The Australian Literary Agents’ Association (ALAA) believes that the Productivity Commission’s draft report on Australia's Restrictions on the Parallel Importation of Books released on Friday 20 March is bad news for Australian authors.

The recommendation by the Productivity Commission—that the market be opened and that parallel importation of books be freely permitted except for the first 12 months in a book’s life—appears to be nothing other than meddling with an existing successful model with no predictable outcome, except the dismantling of an industry. It is excellent news for publishers and distributors in the United Kingdom and America.

The Productivity Commission believes that this will ‘preserve some certainty for local publishers to market new authors’, but what business is going to be foolish enough to spend many years and hundreds of thousands of dollars producing and distributing and marketing a new ‘product’—preparing the soil so to speak—only to have other businesses reap the benefits of their work and expense?

12 months is nothing in the life of a book.
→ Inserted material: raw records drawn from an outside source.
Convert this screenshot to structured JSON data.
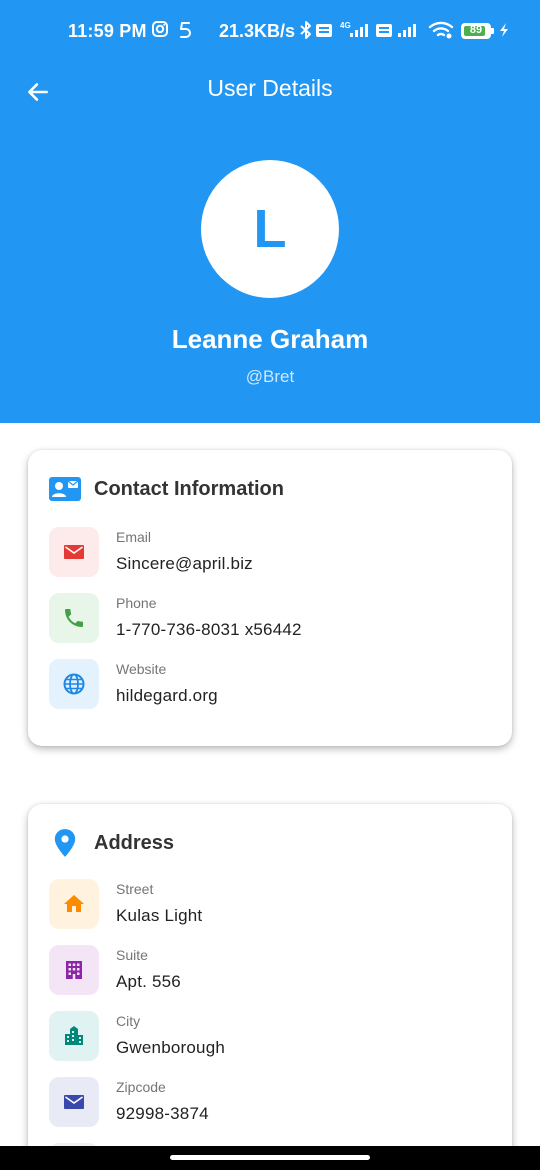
{
  "status_bar": {
    "time": "11:59 PM",
    "net_speed": "21.3KB/s",
    "battery": "89",
    "battery_level": 0.89
  },
  "header": {
    "title": "User Details",
    "avatar_letter": "L",
    "name": "Leanne Graham",
    "username": "@Bret"
  },
  "colors": {
    "primary": "#2196F3",
    "email": "#E53935",
    "phone": "#43A047",
    "website": "#1E88E5",
    "street": "#FB8C00",
    "suite": "#8E24AA",
    "city": "#00897B",
    "zipcode": "#3949AB"
  },
  "contact": {
    "title": "Contact Information",
    "icon": "contact-card-icon",
    "items": [
      {
        "label": "Email",
        "value": "Sincere@april.biz",
        "icon": "email-icon"
      },
      {
        "label": "Phone",
        "value": "1-770-736-8031 x56442",
        "icon": "phone-icon"
      },
      {
        "label": "Website",
        "value": "hildegard.org",
        "icon": "globe-icon"
      }
    ]
  },
  "address": {
    "title": "Address",
    "icon": "location-pin-icon",
    "items": [
      {
        "label": "Street",
        "value": "Kulas Light",
        "icon": "home-icon"
      },
      {
        "label": "Suite",
        "value": "Apt. 556",
        "icon": "building-icon"
      },
      {
        "label": "City",
        "value": "Gwenborough",
        "icon": "city-icon"
      },
      {
        "label": "Zipcode",
        "value": "92998-3874",
        "icon": "mail-icon"
      }
    ]
  }
}
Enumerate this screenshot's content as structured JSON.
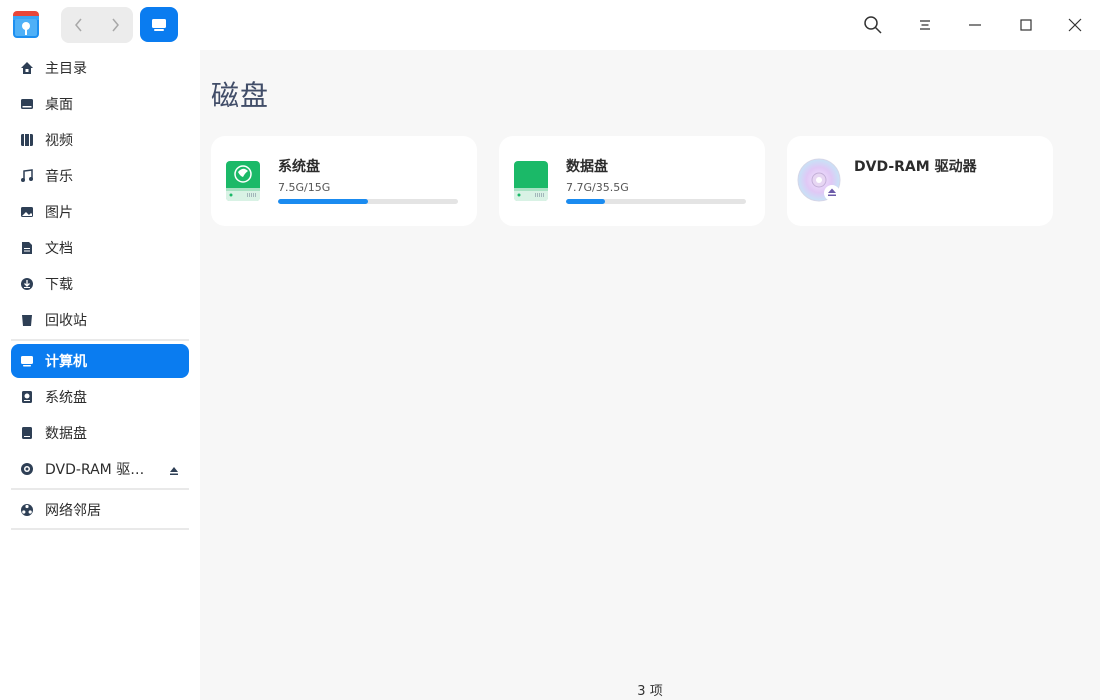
{
  "titlebar": {
    "icons": [
      "file-manager-logo",
      "back-icon",
      "forward-icon",
      "computer-view-icon",
      "search-icon",
      "menu-icon",
      "minimize-icon",
      "maximize-icon",
      "close-icon"
    ]
  },
  "sidebar": {
    "items": [
      {
        "label": "主目录",
        "icon": "home-icon"
      },
      {
        "label": "桌面",
        "icon": "desktop-icon"
      },
      {
        "label": "视频",
        "icon": "video-icon"
      },
      {
        "label": "音乐",
        "icon": "music-icon"
      },
      {
        "label": "图片",
        "icon": "picture-icon"
      },
      {
        "label": "文档",
        "icon": "document-icon"
      },
      {
        "label": "下载",
        "icon": "download-icon"
      },
      {
        "label": "回收站",
        "icon": "trash-icon"
      },
      {
        "label": "计算机",
        "icon": "computer-icon",
        "active": true
      },
      {
        "label": "系统盘",
        "icon": "system-disk-icon"
      },
      {
        "label": "数据盘",
        "icon": "data-disk-icon"
      },
      {
        "label": "DVD-RAM 驱…",
        "icon": "dvd-icon",
        "eject": true
      },
      {
        "label": "网络邻居",
        "icon": "network-icon"
      }
    ]
  },
  "main": {
    "title": "磁盘",
    "disks": [
      {
        "name": "系统盘",
        "usage": "7.5G/15G",
        "fraction": 0.5,
        "icon": "system-disk-icon"
      },
      {
        "name": "数据盘",
        "usage": "7.7G/35.5G",
        "fraction": 0.217,
        "icon": "data-disk-icon"
      },
      {
        "name": "DVD-RAM 驱动器",
        "icon": "dvd-drive-icon"
      }
    ]
  },
  "status": {
    "count": "3 项"
  },
  "colors": {
    "accent": "#0a7cf0",
    "disk_green": "#1bb968",
    "progress": "#1a8bf0",
    "title_text": "#414d68"
  }
}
Marketing a book is merely the beginning of a successful book’s life. Books establish themselves within the community by word of mouth, that is, slowly and they last for generations. Under the proposed new regime just at the time an Australian book is finding its way in the market there would no longer be territorial copyright for the author. The books we all know and love—Voss, The Power of One, Cloudstreet, Oscar and Lucinda, Lilian’s Story, Tomorrow When the War Began, My Brother Jack, The Book Thief, Possum Magic—would essentially lose their homebase.

Territorial copyright is a right for all authors in the United Kingdom and America. Under the Productivity Commission’s suggested changes to the copyright law Australian writers will no longer be able to compete on the same terms with writers in these countries.

The Rudd Government claims to be committed to a creative Australia. Our authors are living it now, producing world-class books with the essential support of a thriving local industry. Australian writers are widely read outside Australia and have been awarded the world’s most prestigious literary prizes. They are able to attract such attention because they are first and foremost published with verve, commitment and passion here in Australia. In the past thirty years we have managed to keep Australian writers working at home and exporting their work. We do not want to return to the past and the possibility that Australian writers will have to go abroad and have their books published in another country to be better served by their publisher. Let us keep our industry flourishing and our authors here.